A summary of the various architectures and configurations used when these performance figures were measured follows. Unless otherwise noted, the test programs were compiled with cc -O.
The Convex SPP1000 and SPP1200 consist of SCI-ring connected nodes (160 MB/second). Each SPP1000 node consists of eight 100 MHz HP PA RISC 7100 processors with a cross-bar memory interconnect (250 MB/second). The tests were run under SPP-UX 3.0.4.1 and ConvexPVM 3.3.7.1.
The Cray T3D is 3-D-torus multiprocessor using the 150 MHz DEC Alpha processor. Communication channels have a peak rate of 300 MB/second. Tests were performed using MAX 1.2.0.2. A special thanks to Majed Sidani of Cray for running our communication tests on the T3D using PVM. The PVM communication was with pvm_psend and pvm_precv.
The Intel iPSC/860 is Intel's third generation hypercube. Each node has a 40 MHz i860 with 8 KB cache and at least 8 MB of memory. Communication channels have a peak rate of 2.8 MB/second. Tests were performed using NX 3.3.2. The Intel iPSC/2 uses the same communication hardware as the iPSC/860 but uses 16 MHz 80386/7 for computation.
The Intel Delta is a 512-node mesh designed as a prototype for the Intel Paragon family. Each node has a 40 MHz i860 with 8 KB cache and 16 MB of memory. Communication channels have a peak rate of 22 MB/second. Tests were performed using NX 3.3.10.
The Intel Paragon is a mesh-based multiprocessor. Each node has at least two 50 MHz i860XP processors with 16 KB cache and at least 16 MB of memory. One processor is usually dedicated to communications. Communication channels have a peak rate of 175 MB/second. Test were run under OSF 1.0.4 Server 1.3/WW48-02 and SUNMOS 1.6.2 (using NX message passing).
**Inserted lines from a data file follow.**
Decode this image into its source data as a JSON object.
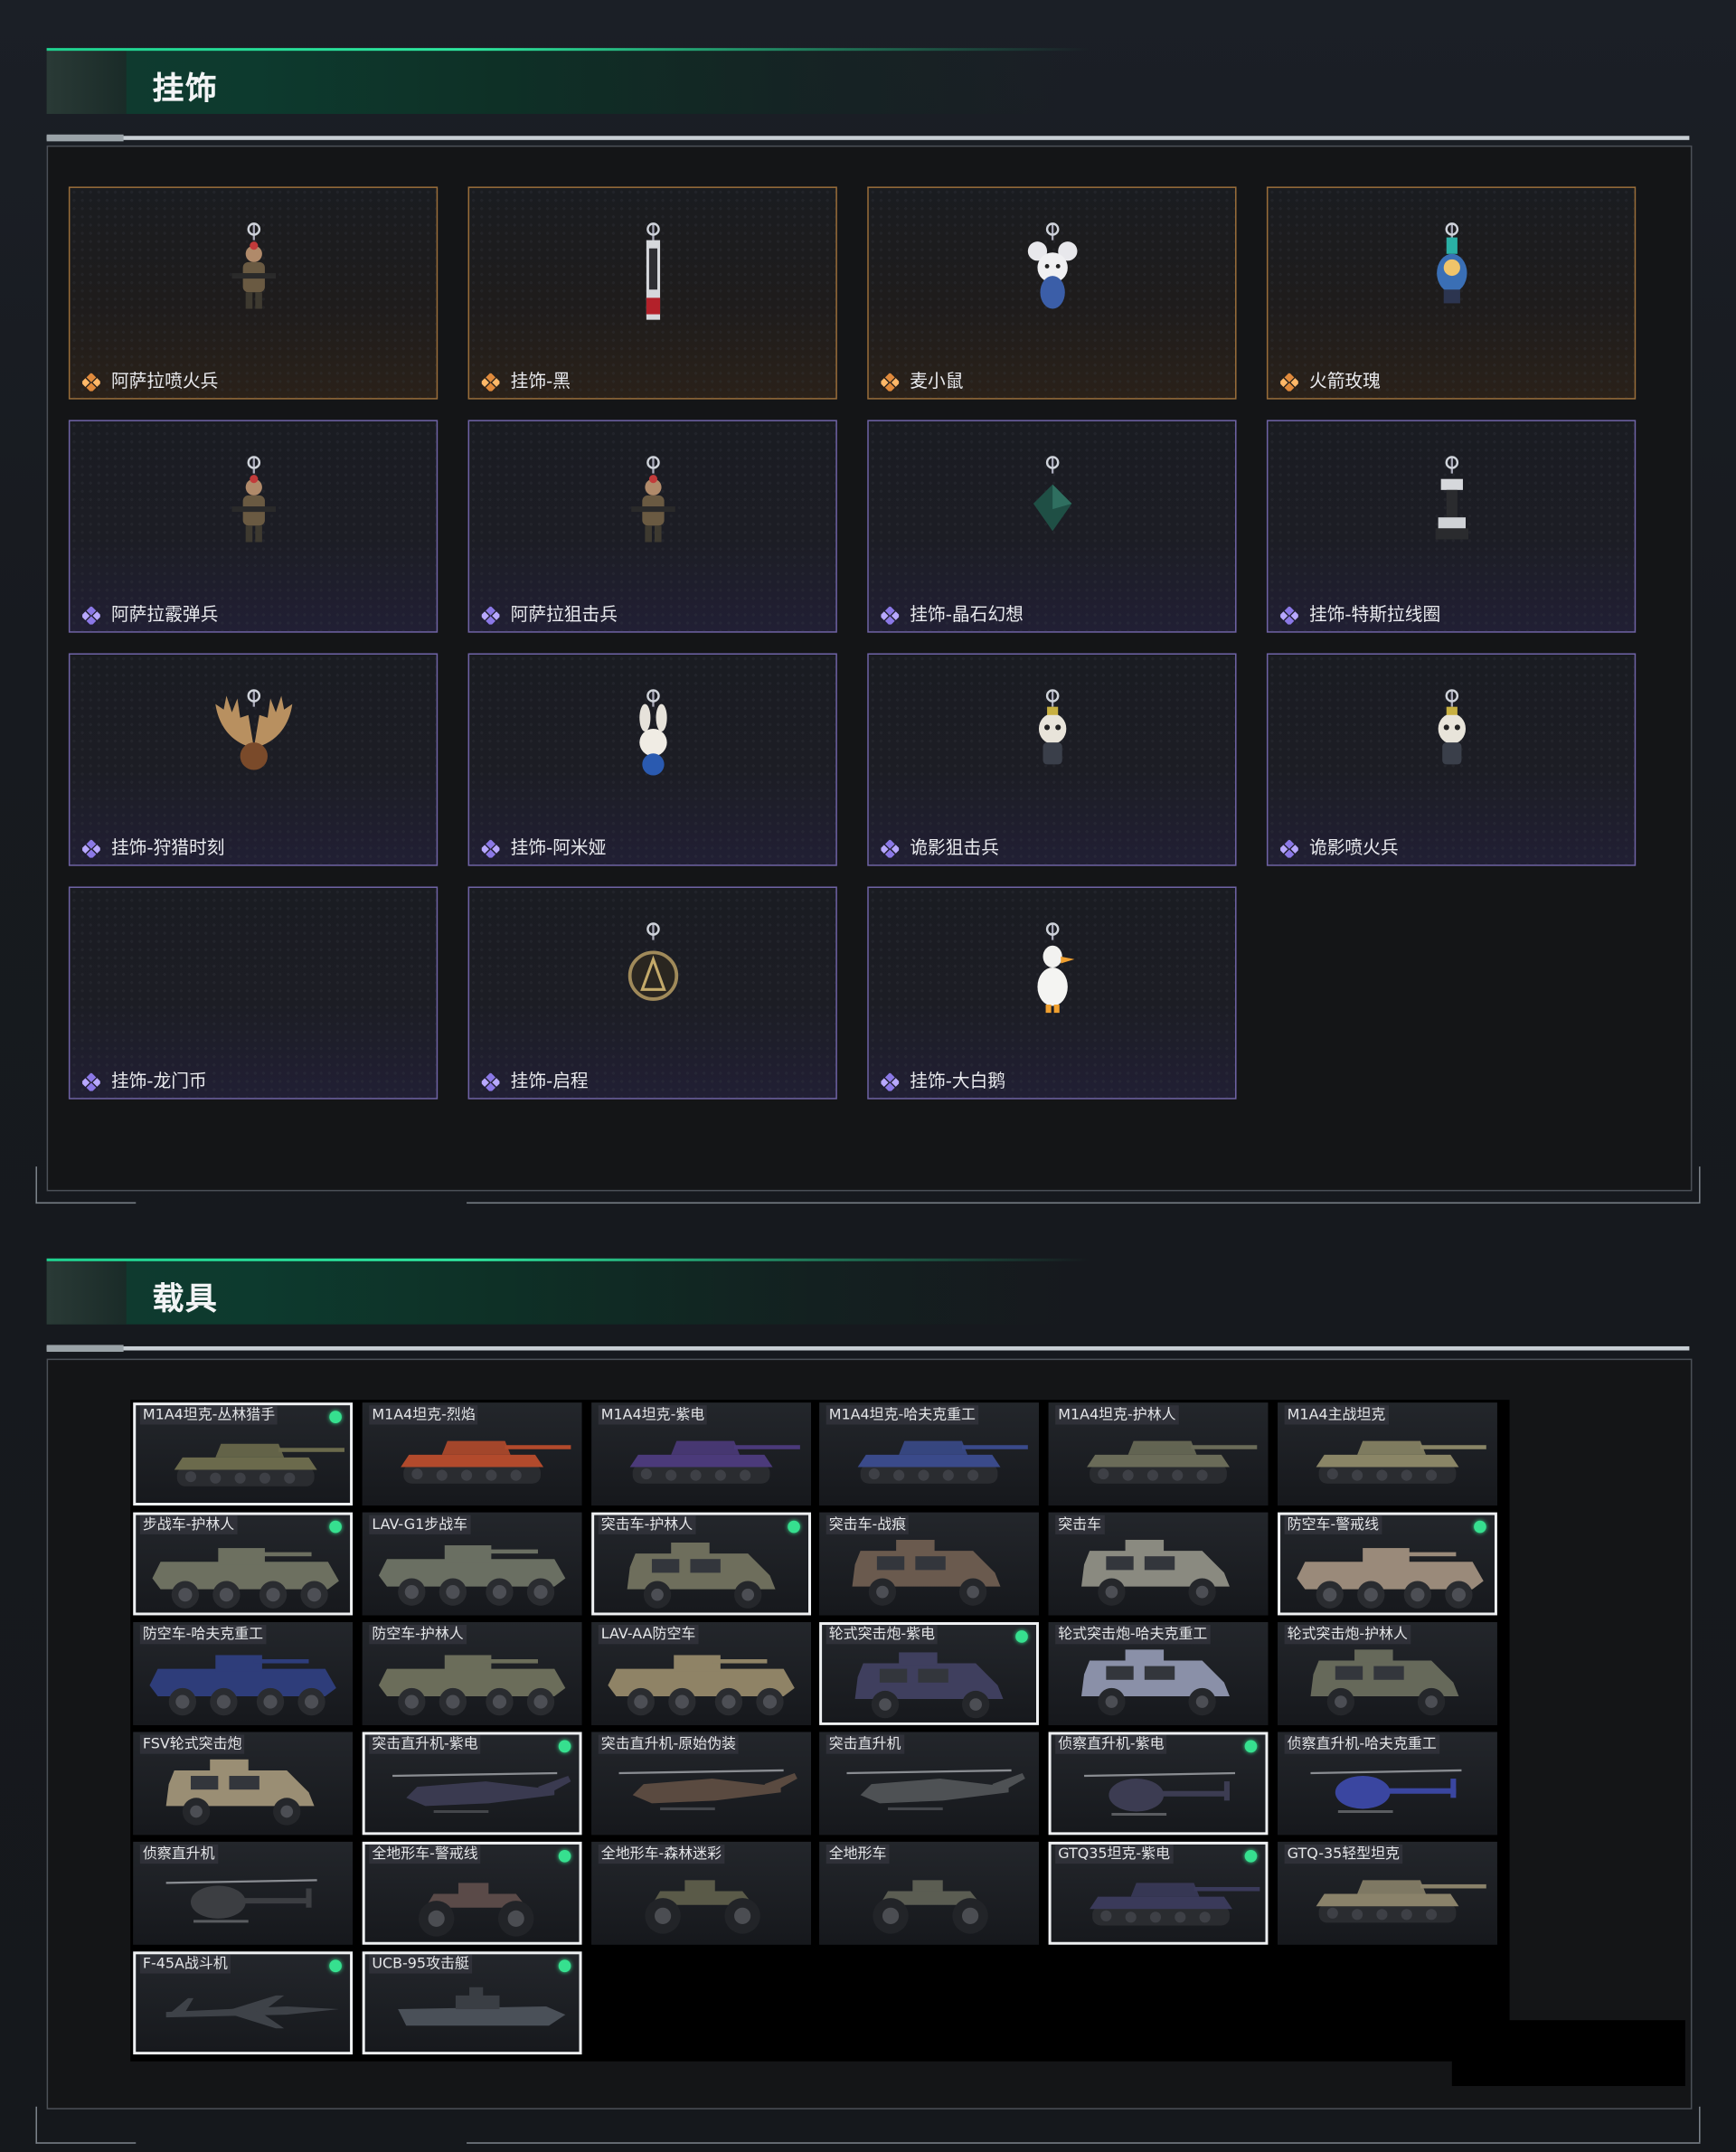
{
  "sections": {
    "pendants": {
      "title": "挂饰"
    },
    "vehicles": {
      "title": "载具"
    }
  },
  "pendants": [
    {
      "label": "阿萨拉喷火兵",
      "rarity": "gold",
      "icon": "soldier-charm"
    },
    {
      "label": "挂饰-黑",
      "rarity": "gold",
      "icon": "tag-charm"
    },
    {
      "label": "麦小鼠",
      "rarity": "gold",
      "icon": "mouse-charm"
    },
    {
      "label": "火箭玫瑰",
      "rarity": "gold",
      "icon": "rocket-charm"
    },
    {
      "label": "阿萨拉霰弹兵",
      "rarity": "purple",
      "icon": "soldier-charm"
    },
    {
      "label": "阿萨拉狙击兵",
      "rarity": "purple",
      "icon": "soldier-charm"
    },
    {
      "label": "挂饰-晶石幻想",
      "rarity": "purple",
      "icon": "crystal-charm"
    },
    {
      "label": "挂饰-特斯拉线圈",
      "rarity": "purple",
      "icon": "tesla-charm"
    },
    {
      "label": "挂饰-狩猎时刻",
      "rarity": "purple",
      "icon": "antler-charm"
    },
    {
      "label": "挂饰-阿米娅",
      "rarity": "purple",
      "icon": "bunny-charm"
    },
    {
      "label": "诡影狙击兵",
      "rarity": "purple",
      "icon": "ghost-charm"
    },
    {
      "label": "诡影喷火兵",
      "rarity": "purple",
      "icon": "ghost-charm"
    },
    {
      "label": "挂饰-龙门币",
      "rarity": "purple",
      "icon": "none"
    },
    {
      "label": "挂饰-启程",
      "rarity": "purple",
      "icon": "coin-charm"
    },
    {
      "label": "挂饰-大白鹅",
      "rarity": "purple",
      "icon": "goose-charm"
    }
  ],
  "vehicles": [
    {
      "label": "M1A4坦克-丛林猎手",
      "selected": true,
      "kind": "tank",
      "color": "#6b6a4c"
    },
    {
      "label": "M1A4坦克-烈焰",
      "selected": false,
      "kind": "tank",
      "color": "#b24a2c"
    },
    {
      "label": "M1A4坦克-紫电",
      "selected": false,
      "kind": "tank",
      "color": "#4b3a7a"
    },
    {
      "label": "M1A4坦克-哈夫克重工",
      "selected": false,
      "kind": "tank",
      "color": "#3a4a8a"
    },
    {
      "label": "M1A4坦克-护林人",
      "selected": false,
      "kind": "tank",
      "color": "#6a6b58"
    },
    {
      "label": "M1A4主战坦克",
      "selected": false,
      "kind": "tank",
      "color": "#8a8566"
    },
    {
      "label": "步战车-护林人",
      "selected": true,
      "kind": "apc",
      "color": "#6d7060"
    },
    {
      "label": "LAV-G1步战车",
      "selected": false,
      "kind": "apc",
      "color": "#6a6f62"
    },
    {
      "label": "突击车-护林人",
      "selected": true,
      "kind": "jeep",
      "color": "#6e6e5c"
    },
    {
      "label": "突击车-战痕",
      "selected": false,
      "kind": "jeep",
      "color": "#6a5a4e"
    },
    {
      "label": "突击车",
      "selected": false,
      "kind": "jeep",
      "color": "#8a8a80"
    },
    {
      "label": "防空车-警戒线",
      "selected": true,
      "kind": "apc",
      "color": "#9a8a7a"
    },
    {
      "label": "防空车-哈夫克重工",
      "selected": false,
      "kind": "apc",
      "color": "#2e3d7a"
    },
    {
      "label": "防空车-护林人",
      "selected": false,
      "kind": "apc",
      "color": "#6b6d5a"
    },
    {
      "label": "LAV-AA防空车",
      "selected": false,
      "kind": "apc",
      "color": "#8f8366"
    },
    {
      "label": "轮式突击炮-紫电",
      "selected": true,
      "kind": "jeep",
      "color": "#3f3f5e"
    },
    {
      "label": "轮式突击炮-哈夫克重工",
      "selected": false,
      "kind": "jeep",
      "color": "#8a90a8"
    },
    {
      "label": "轮式突击炮-护林人",
      "selected": false,
      "kind": "jeep",
      "color": "#66695a"
    },
    {
      "label": "FSV轮式突击炮",
      "selected": false,
      "kind": "jeep",
      "color": "#9a8e74"
    },
    {
      "label": "突击直升机-紫电",
      "selected": true,
      "kind": "heli",
      "color": "#3a3a50"
    },
    {
      "label": "突击直升机-原始伪装",
      "selected": false,
      "kind": "heli",
      "color": "#5a4a40"
    },
    {
      "label": "突击直升机",
      "selected": false,
      "kind": "heli",
      "color": "#4e5154"
    },
    {
      "label": "侦察直升机-紫电",
      "selected": true,
      "kind": "littlebird",
      "color": "#3c3c52"
    },
    {
      "label": "侦察直升机-哈夫克重工",
      "selected": false,
      "kind": "littlebird",
      "color": "#3a46a0"
    },
    {
      "label": "侦察直升机",
      "selected": false,
      "kind": "littlebird",
      "color": "#3c3e42"
    },
    {
      "label": "全地形车-警戒线",
      "selected": true,
      "kind": "atv",
      "color": "#5a4a48"
    },
    {
      "label": "全地形车-森林迷彩",
      "selected": false,
      "kind": "atv",
      "color": "#5a5a48"
    },
    {
      "label": "全地形车",
      "selected": false,
      "kind": "atv",
      "color": "#5b5d52"
    },
    {
      "label": "GTQ35坦克-紫电",
      "selected": true,
      "kind": "tank",
      "color": "#3a3a5a"
    },
    {
      "label": "GTQ-35轻型坦克",
      "selected": false,
      "kind": "tank",
      "color": "#8a826a"
    },
    {
      "label": "F-45A战斗机",
      "selected": true,
      "kind": "jet",
      "color": "#3e4248"
    },
    {
      "label": "UCB-95攻击艇",
      "selected": true,
      "kind": "boat",
      "color": "#4a5058"
    }
  ],
  "colors": {
    "accent": "#2ee59e",
    "gold": "#e08a3c",
    "purple": "#8b78e6",
    "selected_dot": "#36e08f"
  }
}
The IBM SP1 is an omega-switch-based multiprocessor using 62.5 MHz RS6000 processors. Communication channels have a peak rate of 40 MB/second. Tests were run using MPL.
The IBM SP2 is an omega-switch-based multiprocessor using 66 MHz RS6000 processors with L2 cache. Communication channels have a peak rate of 40 MB/second. Tests were run using MPI. The MPI communication was with mpi_send and mpi_recv.
The Kendall Square architecture is a shared-memory system based on a hierarchy of rings using a custom 20 MHz processor. Shared-memory latency is about 7 s, and bandwidth is about 32 MB/second. The message-passing performance was measured using Pacific Northwest Laboratory's tcgmsg library on one ring of a KSR1 running OSF R1.2.2.
The Meiko CS2 uses SPARC processors with 200 Mflop/s vector co-processors. The communication topology is a fat tree with peak bandwidth of 50 MB/second. The MPSC message-passing library was used for the echo tests. Meiko notes that using point-to-point bidirectional channels in the echo test reduces latency from 82 microseconds to 14 microseconds. A special thanks to Jim Cownie of Meiko for running our communication tests.
The Ncube hypercube processors are custom processors with hypercube communication integrated into the chip. The first generation chip ran at 8 MHz, the second generation chip ran at 20 MHz.
The NEC Cenju-3 results are from a 75 MHz VR4400SC MIPS processor with 32 KBytes of primary cache and 1 MByte of secondary cache using MPI under the Cenju Environment Release 1.5d. Communication channels have a peak rate of 40 MB/second through a multistage interconnection network.
The SGI results are from a 90 MHz PowerChallenge using MPI under IRIX 6.1. The SGI is a shared-memory multiprocessor using a 1.2 GB/s bus.
The TMC CM5 is hypertree multiprocessor using 32 MHz SPARC processors with four vector units and 16 MB of memory per node. Communication channels have a peak rate of 20 MB/second. Tests were run using the message passing library CMMD 2.0.